I think it is this store the person was on about http://www.pawprintspetstores.co.uk/info/about/


----------



## Michebe (Mar 28, 2017)

It says further down they sell kittens, and the fb has very mixed reviews with some being very worrying


----------



## OrientalSlave (Jan 26, 2012)

Michebe said:


> It says further down they sell kittens, and the fb has very mixed reviews with some being very worrying


Was going to say I couldn't find them on FB but I have.


----------



## Bilai (Jun 3, 2015)

OrientalSlave said:


> Accusing rescues of profiting from kitten sales is unfortunately common.

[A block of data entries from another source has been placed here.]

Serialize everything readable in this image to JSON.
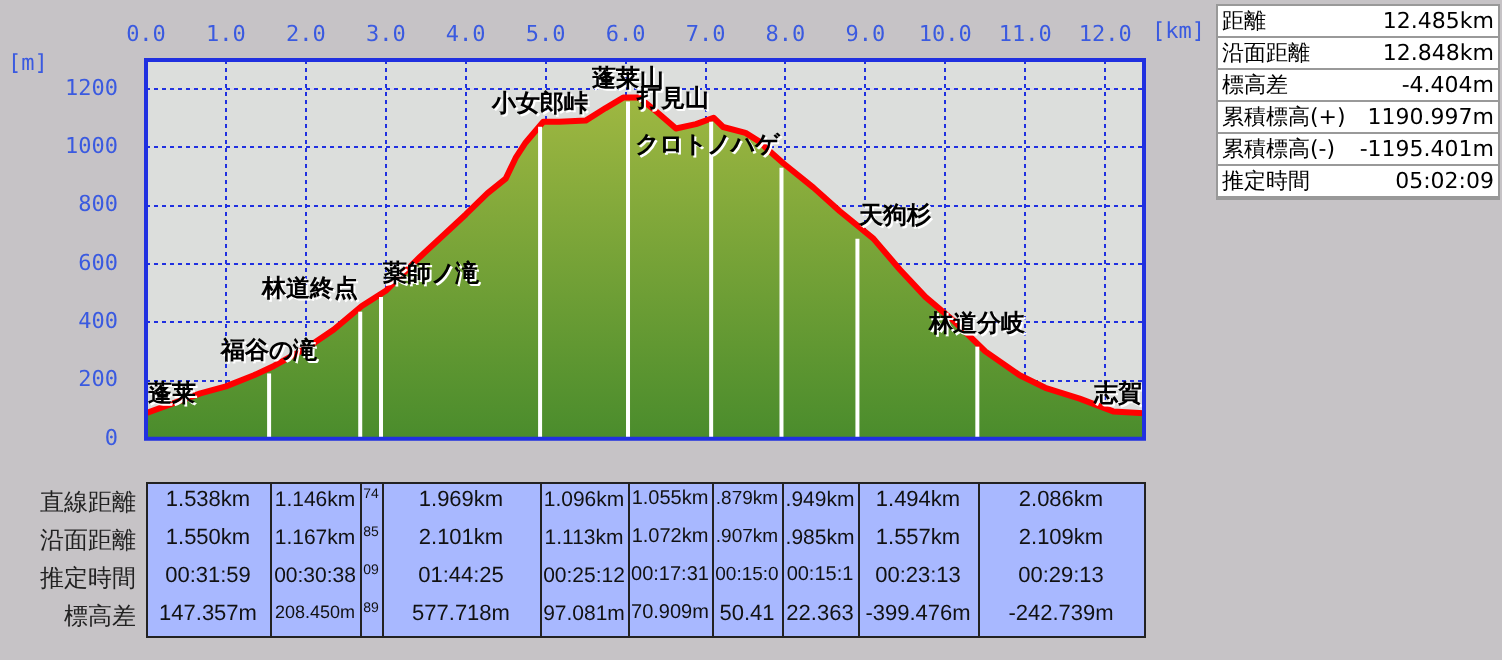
{
  "chart_data": {
    "type": "area",
    "xlabel": "[km]",
    "ylabel": "[m]",
    "x": [
      0,
      0.68,
      1.0,
      1.35,
      1.6,
      2.0,
      2.35,
      2.7,
      3.0,
      3.43,
      4.0,
      4.27,
      4.5,
      4.63,
      4.75,
      4.97,
      5.17,
      5.5,
      5.75,
      5.97,
      6.17,
      6.38,
      6.63,
      6.88,
      7.1,
      7.22,
      7.5,
      7.68,
      7.75,
      7.98,
      8.35,
      8.68,
      9.1,
      9.43,
      9.75,
      10.1,
      10.5,
      10.93,
      11.25,
      11.68,
      12.1,
      12.485
    ],
    "series": [
      {
        "color": "#ff0000",
        "values": [
          88,
          156,
          180,
          218,
          250,
          310,
          375,
          456,
          508,
          625,
          770,
          842,
          893,
          967,
          1017,
          1088,
          1088,
          1092,
          1135,
          1171,
          1171,
          1124,
          1065,
          1080,
          1102,
          1070,
          1050,
          1019,
          1000,
          944,
          862,
          781,
          687,
          581,
          487,
          406,
          300,
          218,
          175,
          138,
          94,
          88
        ]
      }
    ],
    "xlim": [
      0,
      12.485
    ],
    "ylim": [
      0,
      1300
    ],
    "xticks": [
      {
        "value": 0,
        "label": "0.0"
      },
      {
        "value": 1,
        "label": "1.0"
      },
      {
        "value": 2,
        "label": "2.0"
      },
      {
        "value": 3,
        "label": "3.0"
      },
      {
        "value": 4,
        "label": "4.0"
      },
      {
        "value": 5,
        "label": "5.0"
      },
      {
        "value": 6,
        "label": "6.0"
      },
      {
        "value": 7,
        "label": "7.0"
      },
      {
        "value": 8,
        "label": "8.0"
      },
      {
        "value": 9,
        "label": "9.0"
      },
      {
        "value": 10,
        "label": "10.0"
      },
      {
        "value": 11,
        "label": "11.0"
      },
      {
        "value": 12,
        "label": "12.0"
      }
    ],
    "yticks": [
      0,
      200,
      400,
      600,
      800,
      1000,
      1200
    ],
    "grid": true,
    "legend": false,
    "marker": "none",
    "annotations": [
      {
        "text": "蓬莱",
        "x": 0,
        "y": 88
      },
      {
        "text": "福谷の滝",
        "x": 1.54,
        "y": 238
      },
      {
        "text": "林道終点",
        "x": 2.68,
        "y": 450
      },
      {
        "text": "薬師ノ滝",
        "x": 2.94,
        "y": 500
      },
      {
        "text": "小女郎峠",
        "x": 4.93,
        "y": 1085
      },
      {
        "text": "蓬莱山",
        "x": 6.03,
        "y": 1171
      },
      {
        "text": "打見山",
        "x": 7.07,
        "y": 1102
      },
      {
        "text": "クロトノハゲ",
        "x": 7.95,
        "y": 944
      },
      {
        "text": "天狗杉",
        "x": 8.9,
        "y": 700
      },
      {
        "text": "林道分岐",
        "x": 10.4,
        "y": 330
      },
      {
        "text": "志賀",
        "x": 12.485,
        "y": 88
      },
      "距離",
      "12.485km",
      "沿面距離",
      "12.848km",
      "標高差",
      "-4.404m",
      "累積標高(+)",
      "1190.997m",
      "累積標高(-)",
      "-1195.401m",
      "推定時間",
      "05:02:09",
      "直線距離",
      "沿面距離",
      "推定時間",
      "標高差",
      "1.538km",
      "1.146km",
      "74",
      "1.969km",
      "1.096km",
      "1.055km",
      ".879km",
      ".949km",
      "1.494km",
      "2.086km",
      "1.550km",
      "1.167km",
      "85",
      "2.101km",
      "1.113km",
      "1.072km",
      ".907km",
      ".985km",
      "1.557km",
      "2.109km",
      "00:31:59",
      "00:30:38",
      "09",
      "01:44:25",
      "00:25:12",
      "00:17:31",
      "00:15:0",
      "00:15:1",
      "00:23:13",
      "00:29:13",
      "147.357m",
      "208.450m",
      "89",
      "577.718m",
      "97.081m",
      "70.909m",
      "50.41",
      "22.363",
      "-399.476m",
      "-242.739m"
    ]
  }
}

Yes that's true. I imagine it's not necessarily easy to tell either - esp not from a single Facebook comment. I don't know what everyone else has seen but I've seen no more than that (I also don't have Facebook myself so I don't think I can scroll through anyway).

Anyway I guess what I'm saying is I don't really know what's going on with Pawprints but can only hope it is indeed legit.


----------



## OrientalSlave (Jan 26, 2012)

The paw prints pet shop is selling kittens, but i believe the pawprints rescue is legit


----------



## spotty cats (Jul 24, 2012)

Rescues don't get referred to as breeders, and the OP stated they didn't want another rescue or private rehome, I would assume it's a pet shop kitten


----------



## OrientalSlave (Jan 26, 2012)

hippychick89 said:


> Just a moggy we got her from paw prints and they said


Is this the paw prints shop, or the pawprints rescue?


----------



## Temporally_Loopy (Jan 16, 2017)

Like others, I've just looked at the Paw Prints pet shop site - I was amazed to see that (at the very bottom of the page - "Our Stores") they say that they sell kittens - I didn't think pet shops did that anymore?


----------